Strategist Tom Lee has a clear message for investors: Stocks are carrying more downside risk than upside risk at this juncture.
Lee, founder and head of research at Fundstrat Global Advisors, outlined in a recent note to clients that indeed he remains optimistic on economic growth, though he cautions that the market is sending three clear-cut signals that equities are slated to slide in the near-term.
"I think my biggest concern is that the stock market is betting on an acceleration in growth this year, even at a time when corporations might take a break until they figure out what tax reform looks like, and it's coming at a time when margin debt is so high," Lee said in an interview Monday on CNBC's "Trading Nation."
First, Lee is concerned that the long-term yield curve has narrowed substantially.
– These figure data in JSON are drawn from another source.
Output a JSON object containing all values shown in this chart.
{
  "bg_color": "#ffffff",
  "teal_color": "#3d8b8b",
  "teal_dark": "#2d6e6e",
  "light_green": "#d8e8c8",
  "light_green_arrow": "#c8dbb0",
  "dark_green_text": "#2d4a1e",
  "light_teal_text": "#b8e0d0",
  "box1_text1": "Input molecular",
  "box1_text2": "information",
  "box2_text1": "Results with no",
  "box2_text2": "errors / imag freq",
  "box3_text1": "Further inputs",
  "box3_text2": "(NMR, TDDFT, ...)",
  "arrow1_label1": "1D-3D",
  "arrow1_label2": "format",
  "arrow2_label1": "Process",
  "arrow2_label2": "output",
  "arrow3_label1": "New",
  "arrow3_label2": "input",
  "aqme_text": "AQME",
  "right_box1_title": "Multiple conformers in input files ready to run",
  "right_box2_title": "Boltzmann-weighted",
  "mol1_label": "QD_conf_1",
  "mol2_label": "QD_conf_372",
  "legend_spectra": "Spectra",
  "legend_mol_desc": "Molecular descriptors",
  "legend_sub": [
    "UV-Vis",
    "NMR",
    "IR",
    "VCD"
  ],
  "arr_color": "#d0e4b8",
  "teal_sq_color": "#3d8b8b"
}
A flattening yield curve is a widely viewed marker of slowing economic growth, as this suggests the expected return of long-term spending then has smaller expected return on investment. The spread between the 30-year Treasury yields and the 10-year Treasury yields, as Lee observed, has flattened since just after the U.S. election in November "and historically signals market weakness ahead."
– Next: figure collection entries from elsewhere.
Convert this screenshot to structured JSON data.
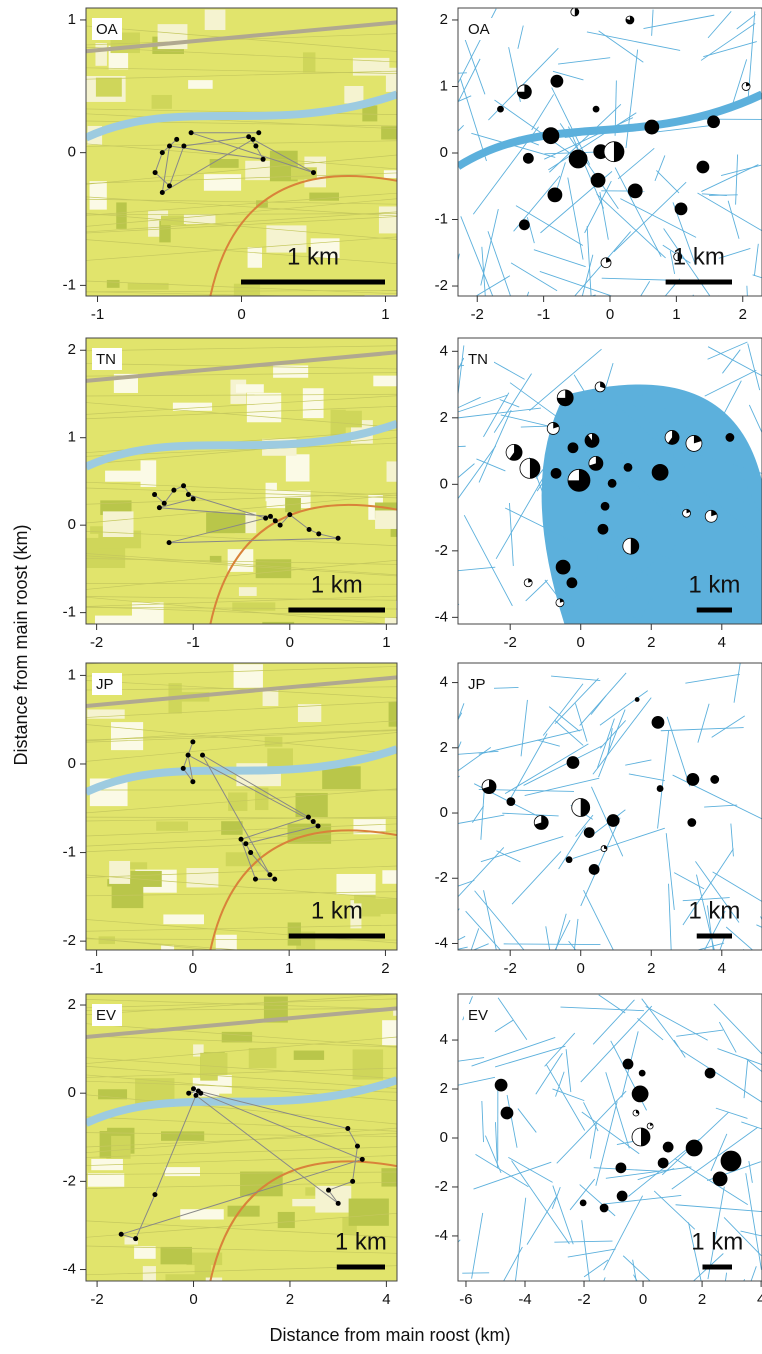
{
  "figure": {
    "xlabel": "Distance from main roost (km)",
    "ylabel": "Distance from main roost (km)"
  },
  "chart_data": [
    {
      "type": "track",
      "label": "OA",
      "xlim": [
        -1.08,
        1.08
      ],
      "ylim": [
        -1.08,
        1.09
      ],
      "xticks": [
        -1,
        0,
        1
      ],
      "yticks": [
        -1,
        0,
        1
      ],
      "scale_bar": {
        "label": "1 km",
        "length": 1
      },
      "x": [
        -0.45,
        -0.55,
        -0.6,
        -0.5,
        -0.4,
        0.05,
        0.1,
        0.15,
        -0.5,
        -0.55,
        0.08,
        0.5,
        -0.35,
        0.12
      ],
      "y": [
        0.1,
        0.0,
        -0.15,
        -0.25,
        0.05,
        0.12,
        0.05,
        -0.05,
        0.05,
        -0.3,
        0.1,
        -0.15,
        0.15,
        0.15
      ]
    },
    {
      "type": "bubble",
      "label": "OA",
      "xlim": [
        -2.29,
        2.29
      ],
      "ylim": [
        -2.15,
        2.18
      ],
      "xticks": [
        -2,
        -1,
        0,
        1,
        2
      ],
      "yticks": [
        -2,
        -1,
        0,
        1,
        2
      ],
      "scale_bar": {
        "label": "1 km",
        "length": 1
      },
      "x": [
        -0.53,
        0.3,
        -0.8,
        -1.29,
        -1.65,
        -0.21,
        0.63,
        1.56,
        2.05,
        -0.89,
        -0.48,
        -0.14,
        0.06,
        -1.23,
        -0.18,
        0.38,
        -0.83,
        1.4,
        1.07,
        -1.29,
        -0.06,
        1.02
      ],
      "y": [
        2.12,
        2.0,
        1.08,
        0.92,
        0.66,
        0.66,
        0.39,
        0.47,
        1.0,
        0.26,
        -0.09,
        0.02,
        0.02,
        -0.08,
        -0.41,
        -0.57,
        -0.63,
        -0.21,
        -0.84,
        -1.08,
        -1.65,
        -1.56
      ],
      "size": [
        4,
        4,
        6,
        7,
        3,
        3,
        7,
        6,
        4,
        8,
        9,
        7,
        10,
        5,
        7,
        7,
        7,
        6,
        6,
        5,
        5,
        4
      ],
      "share": [
        0.5,
        0.8,
        1,
        0.75,
        1,
        1,
        1,
        1,
        0.2,
        1,
        1,
        1,
        0.5,
        1,
        1,
        1,
        1,
        1,
        1,
        1,
        0.2,
        0.5
      ]
    },
    {
      "type": "track",
      "label": "TN",
      "xlim": [
        -2.11,
        1.11
      ],
      "ylim": [
        -1.13,
        2.14
      ],
      "xticks": [
        -2,
        -1,
        0,
        1
      ],
      "yticks": [
        -1,
        0,
        1,
        2
      ],
      "scale_bar": {
        "label": "1 km",
        "length": 1
      },
      "x": [
        -1.4,
        -1.3,
        -1.2,
        -1.1,
        -1.0,
        -1.35,
        -0.2,
        -0.15,
        -0.1,
        0.0,
        0.2,
        0.3,
        0.5,
        -1.25,
        -0.25,
        -1.05
      ],
      "y": [
        0.35,
        0.25,
        0.4,
        0.45,
        0.3,
        0.2,
        0.1,
        0.05,
        0.0,
        0.12,
        -0.05,
        -0.1,
        -0.15,
        -0.2,
        0.08,
        0.35
      ]
    },
    {
      "type": "bubble",
      "label": "TN",
      "xlim": [
        -3.48,
        5.14
      ],
      "ylim": [
        -4.2,
        4.4
      ],
      "xticks": [
        -2,
        0,
        2,
        4
      ],
      "yticks": [
        -4,
        -2,
        0,
        2,
        4
      ],
      "scale_bar": {
        "label": "1 km",
        "length": 1
      },
      "x": [
        -0.44,
        0.55,
        -0.78,
        -0.22,
        0.32,
        -1.89,
        -1.44,
        -0.7,
        -0.05,
        0.43,
        1.34,
        2.25,
        2.59,
        3.21,
        4.23,
        0.89,
        0.69,
        0.63,
        -0.5,
        -0.25,
        1.42,
        3.0,
        3.7,
        -1.49,
        -0.59
      ],
      "y": [
        2.6,
        2.93,
        1.68,
        1.1,
        1.32,
        0.96,
        0.48,
        0.33,
        0.12,
        0.63,
        0.51,
        0.36,
        1.41,
        1.23,
        1.41,
        0.03,
        -0.66,
        -1.35,
        -2.49,
        -2.96,
        -1.86,
        -0.87,
        -0.96,
        -2.96,
        -3.56
      ],
      "size": [
        8,
        5,
        6,
        5,
        7,
        8,
        10,
        5,
        11,
        7,
        4,
        8,
        7,
        8,
        4,
        4,
        4,
        5,
        7,
        5,
        8,
        4,
        6,
        4,
        4
      ],
      "share": [
        0.75,
        0.3,
        0.2,
        1,
        0.9,
        0.6,
        0.5,
        1,
        0.75,
        0.7,
        1,
        1,
        0.6,
        0.2,
        1,
        1,
        1,
        1,
        1,
        1,
        0.5,
        0.2,
        0.2,
        0.2,
        0.2
      ]
    },
    {
      "type": "track",
      "label": "JP",
      "xlim": [
        -1.11,
        2.12
      ],
      "ylim": [
        -2.1,
        1.14
      ],
      "xticks": [
        -1,
        0,
        1,
        2
      ],
      "yticks": [
        -2,
        -1,
        0,
        1
      ],
      "scale_bar": {
        "label": "1 km",
        "length": 1
      },
      "x": [
        0,
        -0.1,
        0,
        -0.05,
        1.25,
        1.3,
        0.55,
        0.6,
        0.8,
        0.1,
        1.2,
        0.5,
        0.65,
        0.85
      ],
      "y": [
        0.25,
        -0.05,
        -0.2,
        0.1,
        -0.65,
        -0.7,
        -0.9,
        -1.0,
        -1.25,
        0.1,
        -0.6,
        -0.85,
        -1.3,
        -1.3
      ]
    },
    {
      "type": "bubble",
      "label": "JP",
      "xlim": [
        -3.48,
        5.14
      ],
      "ylim": [
        -4.2,
        4.6
      ],
      "xticks": [
        -2,
        0,
        2,
        4
      ],
      "yticks": [
        -4,
        -2,
        0,
        2,
        4
      ],
      "scale_bar": {
        "label": "1 km",
        "length": 1
      },
      "x": [
        2.19,
        1.6,
        -0.22,
        3.18,
        3.8,
        -2.6,
        -1.98,
        0,
        0.24,
        0.92,
        -1.12,
        0.66,
        -0.33,
        0.38,
        3.15,
        2.25
      ],
      "y": [
        2.78,
        3.48,
        1.55,
        1.03,
        1.03,
        0.81,
        0.35,
        0.17,
        -0.6,
        -0.23,
        -0.29,
        -1.09,
        -1.43,
        -1.73,
        -0.29,
        0.75
      ],
      "size": [
        6,
        2,
        6,
        6,
        4,
        7,
        4,
        9,
        5,
        6,
        7,
        3,
        3,
        5,
        4,
        3
      ],
      "share": [
        1,
        1,
        1,
        1,
        1,
        0.7,
        1,
        0.5,
        1,
        1,
        0.7,
        0.3,
        1,
        1,
        1,
        1
      ]
    },
    {
      "type": "track",
      "label": "EV",
      "xlim": [
        -2.23,
        4.22
      ],
      "ylim": [
        -4.26,
        2.25
      ],
      "xticks": [
        -2,
        0,
        2,
        4
      ],
      "yticks": [
        -4,
        -2,
        0,
        2
      ],
      "scale_bar": {
        "label": "1 km",
        "length": 1
      },
      "x": [
        0,
        -0.1,
        0.1,
        3.2,
        3.4,
        3.3,
        2.8,
        3.0,
        0.05,
        -0.8,
        -1.2,
        -1.5,
        3.5,
        0.15
      ],
      "y": [
        0.1,
        0,
        0.05,
        -0.8,
        -1.2,
        -2.0,
        -2.2,
        -2.5,
        -0.05,
        -2.3,
        -3.3,
        -3.2,
        -1.5,
        0
      ]
    },
    {
      "type": "bubble",
      "label": "EV",
      "xlim": [
        -6.27,
        4.03
      ],
      "ylim": [
        -5.84,
        5.88
      ],
      "xticks": [
        -6,
        -4,
        -2,
        0,
        2,
        4
      ],
      "yticks": [
        -4,
        -2,
        0,
        2,
        4
      ],
      "scale_bar": {
        "label": "1 km",
        "length": 1
      },
      "x": [
        -4.81,
        -4.61,
        -0.51,
        -0.03,
        2.27,
        -0.1,
        -0.24,
        -0.07,
        0.24,
        0.85,
        0.68,
        1.73,
        2.98,
        2.61,
        -0.75,
        -0.71,
        -1.32,
        -2.03
      ],
      "y": [
        2.16,
        1.02,
        3.02,
        2.65,
        2.65,
        1.8,
        1.02,
        0.04,
        0.49,
        -0.37,
        -1.02,
        -0.41,
        -0.94,
        -1.67,
        -1.22,
        -2.37,
        -2.86,
        -2.65
      ],
      "size": [
        6,
        6,
        5,
        3,
        5,
        8,
        3,
        9,
        3,
        5,
        5,
        8,
        10,
        7,
        5,
        5,
        4,
        3
      ],
      "share": [
        1,
        1,
        1,
        1,
        1,
        1,
        0.3,
        0.5,
        0.2,
        1,
        1,
        1,
        1,
        1,
        1,
        1,
        1,
        1
      ]
    }
  ]
}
"In the past, the bond market has been much better at ferreting out problems and smelling slowdowns; that's the message from the yield curve. So I think the bond market is really taking the position that growth is going to disappoint, and the gap between the hard data and the soft data is still pretty big," Lee said Monday.
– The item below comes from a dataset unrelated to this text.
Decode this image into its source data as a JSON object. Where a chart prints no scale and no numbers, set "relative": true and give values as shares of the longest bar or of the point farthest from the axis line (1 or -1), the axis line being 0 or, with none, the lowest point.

Secondly, Lee is watching what he refers to as an "abrupt reversal" in market leadership in the last five months. Lee points to reversals in sectors like financials and energy, now both negative on the year after rallying in the weeks following the election. And leadership in different measurements like long momentum, the S&P 500 Buyback Index and the Dow Jones Contrarian Index have also reversed in the same timeframe.
Next, he outlined the high-yield option-adjusted spread widening. Specifically, Lee notes that since 1998, the market has seen 30 instances in which high-yield spreads widened 60 basis points, as it did in late March, and the market saw a decline in 93 percent of instances (falling by a median 4 percent). The thinking is that high-yield indicates a tightening of financial conditions.
How are investors to position their portfolios with these indicators afoot? Lee recommends investors stick with "FANG" stocks — Facebook, Amazon, Netflix, and Google parent Alphabet — as the names are "least exposed to wage inflation."
Notwithstanding these concerns, the S&P rose more than 1 percent on Tuesday following an outcome seen as positive from the French presidential election.